There’s so much about traveling that I like, that I’m starting to think it’s what I want to do for the rest of my life… Does one really need somewhere to really call home? Can’t I just live out of a suitcase and make my home address “Anywhere On The Blue Marble, Planet Earth, Milkyway Galaxy, The Universe”? I think I would love that.
And maybe it’s not about wanting to escape reality, but to find reality. A reality that is more of my kind of reality. And finding my kind of home.
This is the only word on my mind right now. Paradox. We don’t call it the escape column for nothing. At the moment I should be studying for a really important test but I can’t. It seems impossible at the moment. So instead of doing what I should be doing I’m doing everything else. Even studying another subject feels better than to study what I need.
I find it rather amazing how my mind is tricking itself. It’s like I’m swimming against the current but my brain is telling my conscious that I’m swimming down the stream. Or is it the other way around? Upstream or downstream. Does it really matter? And if it does, all I have achieved is a false metaphor and a few precious minutes escaping into a world of escapism. And a world without the horrible subject physics.
So this is us. Three escapists, escaping a game which we so often like to call life.

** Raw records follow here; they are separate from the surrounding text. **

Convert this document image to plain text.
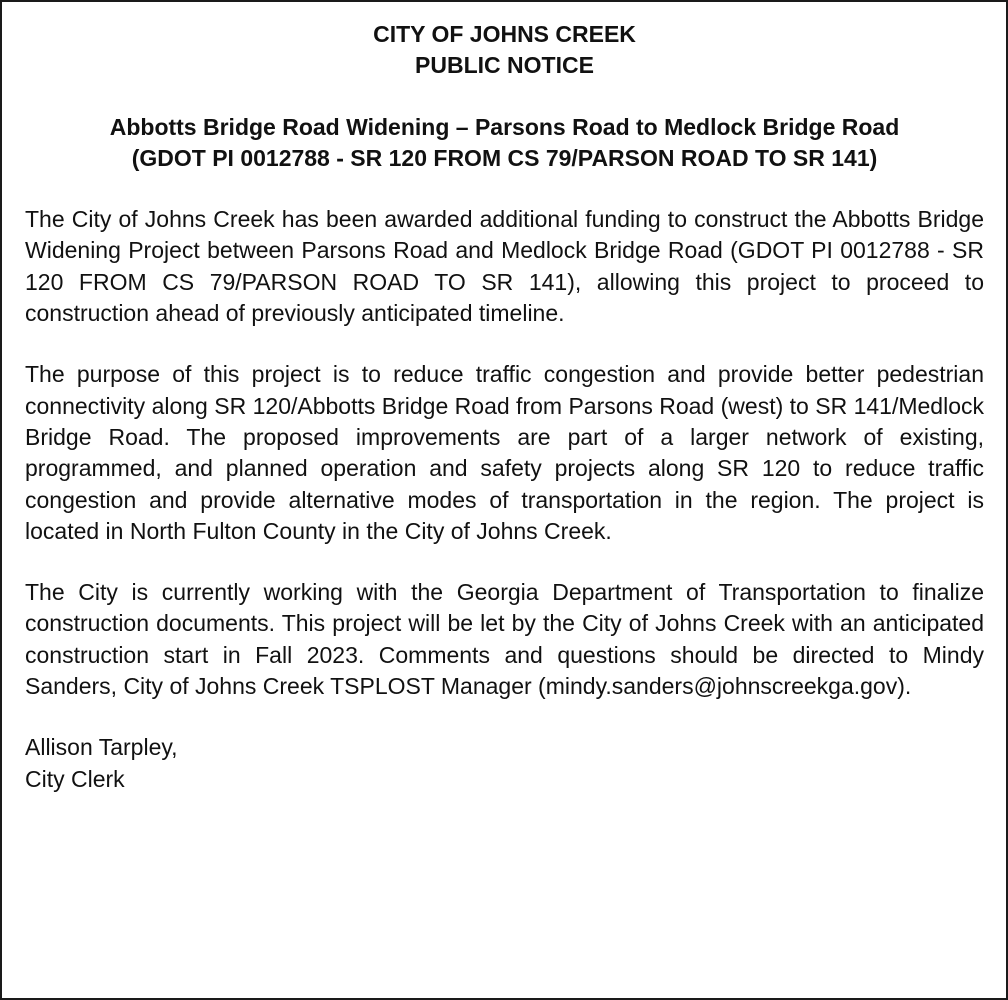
CITY OF JOHNS CREEK
PUBLIC NOTICE
Abbotts Bridge Road Widening – Parsons Road to Medlock Bridge Road
(GDOT PI 0012788 - SR 120 FROM CS 79/PARSON ROAD TO SR 141)

The City of Johns Creek has been awarded additional funding to construct the Abbotts Bridge Widening Project between Parsons Road and Medlock Bridge Road (GDOT PI 0012788 - SR 120 FROM CS 79/PARSON ROAD TO SR 141), allowing this project to proceed to construction ahead of previously anticipated timeline.

The purpose of this project is to reduce traffic congestion and provide better pedestrian connectivity along SR 120/Abbotts Bridge Road from Parsons Road (west) to SR 141/Medlock Bridge Road. The proposed improvements are part of a larger network of existing, programmed, and planned operation and safety projects along SR 120 to reduce traffic congestion and provide alternative modes of transportation in the region. The project is located in North Fulton County in the City of Johns Creek.

The City is currently working with the Georgia Department of Transportation to finalize construction documents. This project will be let by the City of Johns Creek with an anticipated construction start in Fall 2023. Comments and questions should be directed to Mindy Sanders, City of Johns Creek TSPLOST Manager (mindy.sanders@johnscreekga.gov).

Allison Tarpley,
City Clerk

It’s rather fascinating really. We humans can be so obsessed with the idea of living our lives to the fullest and at the same time so desperate to escape from it. What a brilliant paradox.
By now it should be known that we escape columnists are a trinity. Three people which in many ways may seem one and the same but alas is somewhat different. If not a lot. Not only our zodiac signs but numerous of other little things that make a someone, a person. So, perhaps a little introduction is in order.

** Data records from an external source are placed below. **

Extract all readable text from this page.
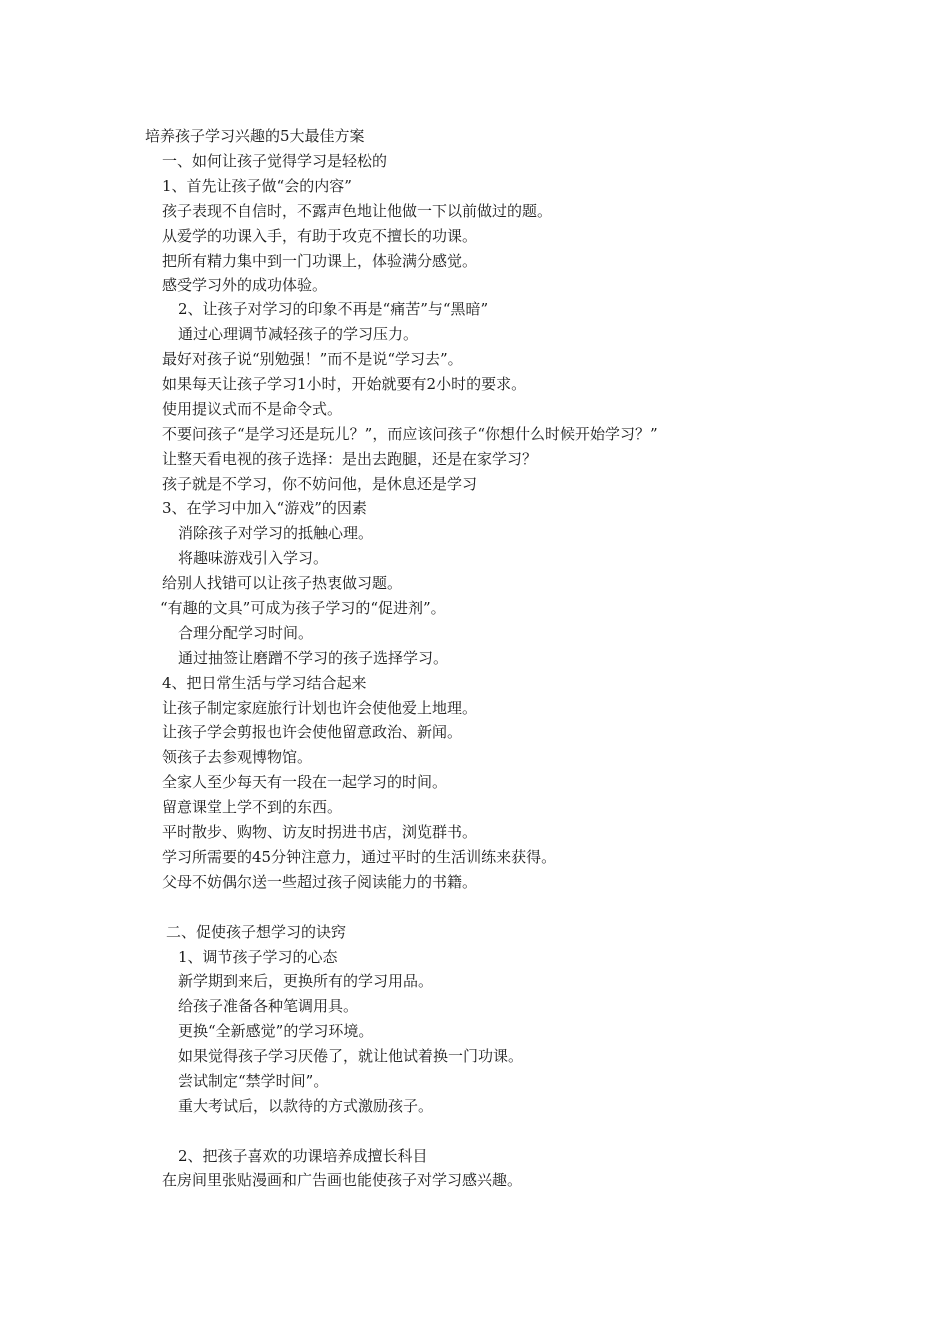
培养孩子学习兴趣的5大最佳方案
一、如何让孩子觉得学习是轻松的
1、首先让孩子做“会的内容”
孩子表现不自信时，不露声色地让他做一下以前做过的题。
从爱学的功课入手，有助于攻克不擅长的功课。
把所有精力集中到一门功课上，体验满分感觉。
感受学习外的成功体验。
2、让孩子对学习的印象不再是“痛苦”与“黑暗”
通过心理调节减轻孩子的学习压力。
最好对孩子说“别勉强！”而不是说“学习去”。
如果每天让孩子学习1小时，开始就要有2小时的要求。
使用提议式而不是命令式。
不要问孩子“是学习还是玩儿？”，而应该问孩子“你想什么时候开始学习？”
让整天看电视的孩子选择：是出去跑腿，还是在家学习？
孩子就是不学习，你不妨问他，是休息还是学习
3、在学习中加入“游戏”的因素
消除孩子对学习的抵触心理。
将趣味游戏引入学习。
给别人找错可以让孩子热衷做习题。
“有趣的文具”可成为孩子学习的“促进剂”。
合理分配学习时间。
通过抽签让磨蹭不学习的孩子选择学习。
4、把日常生活与学习结合起来
让孩子制定家庭旅行计划也许会使他爱上地理。
让孩子学会剪报也许会使他留意政治、新闻。
领孩子去参观博物馆。
全家人至少每天有一段在一起学习的时间。
留意课堂上学不到的东西。
平时散步、购物、访友时拐进书店，浏览群书。
学习所需要的45分钟注意力，通过平时的生活训练来获得。
父母不妨偶尔送一些超过孩子阅读能力的书籍。
二、促使孩子想学习的诀窍
1、调节孩子学习的心态
新学期到来后，更换所有的学习用品。
给孩子准备各种笔调用具。
更换“全新感觉”的学习环境。
如果觉得孩子学习厌倦了，就让他试着换一门功课。
尝试制定“禁学时间”。
重大考试后，以款待的方式激励孩子。
2、把孩子喜欢的功课培养成擅长科目
在房间里张贴漫画和广告画也能使孩子对学习感兴趣。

In true pisces spirit K is likely to write a lot of philosophical posts, so be sure to check out words a lot. K is the oldest of the escape columnists but has a tendency to slip into the shoes of a little sister. Maybe this is a result of her unwillingness to actually grow up. Watching a film with K can be like riding an emotional roller coaster since being a pisces makes her a very emotional person. Though her feelings tries to slow her down K has no idea how to really hit the breaks. Away we go…
Tauruses are supposedly quite stubborn and strong-willed, but J firmly states that’s not at all the case. Although, J also has other qualities of a Taurus, such as being down-to-earth and kind. She is also a creative and an imaginative person, and one can wonder how that alines with being down-to-earth… Oh well, some say that being a Taurus is a contradiction in itself. Calm, but stressed; introvert but social. Even though she loves planning, she is terrible at following her plans through. She sometimes struggle a little with expressing her thoughts and feelings.
Being a cancer apparently makes M moody but also a loyal friend. M is the Christmas fanatic which is why she is listening to Christmas songs while writing this. She is also the one who is most likely to spell words in the wrong way and use improper grammar. The last thing you need to know about M is that she is a ginger so be aware if you have gingerphobia. If you were ever to meet M she will probably steal your soul so that she can add some more freckles to the constellation on her face.
Hello, we’re the escape column, or maybe columnists. Three procrastinators, two thirds vegan, one part vegetarian. Everyone has their own ways of escaping reality. There are a million ways of escapism. This is our hiding place, somewhere to let our minds wander freely. We hope you find yourself escaping here, too.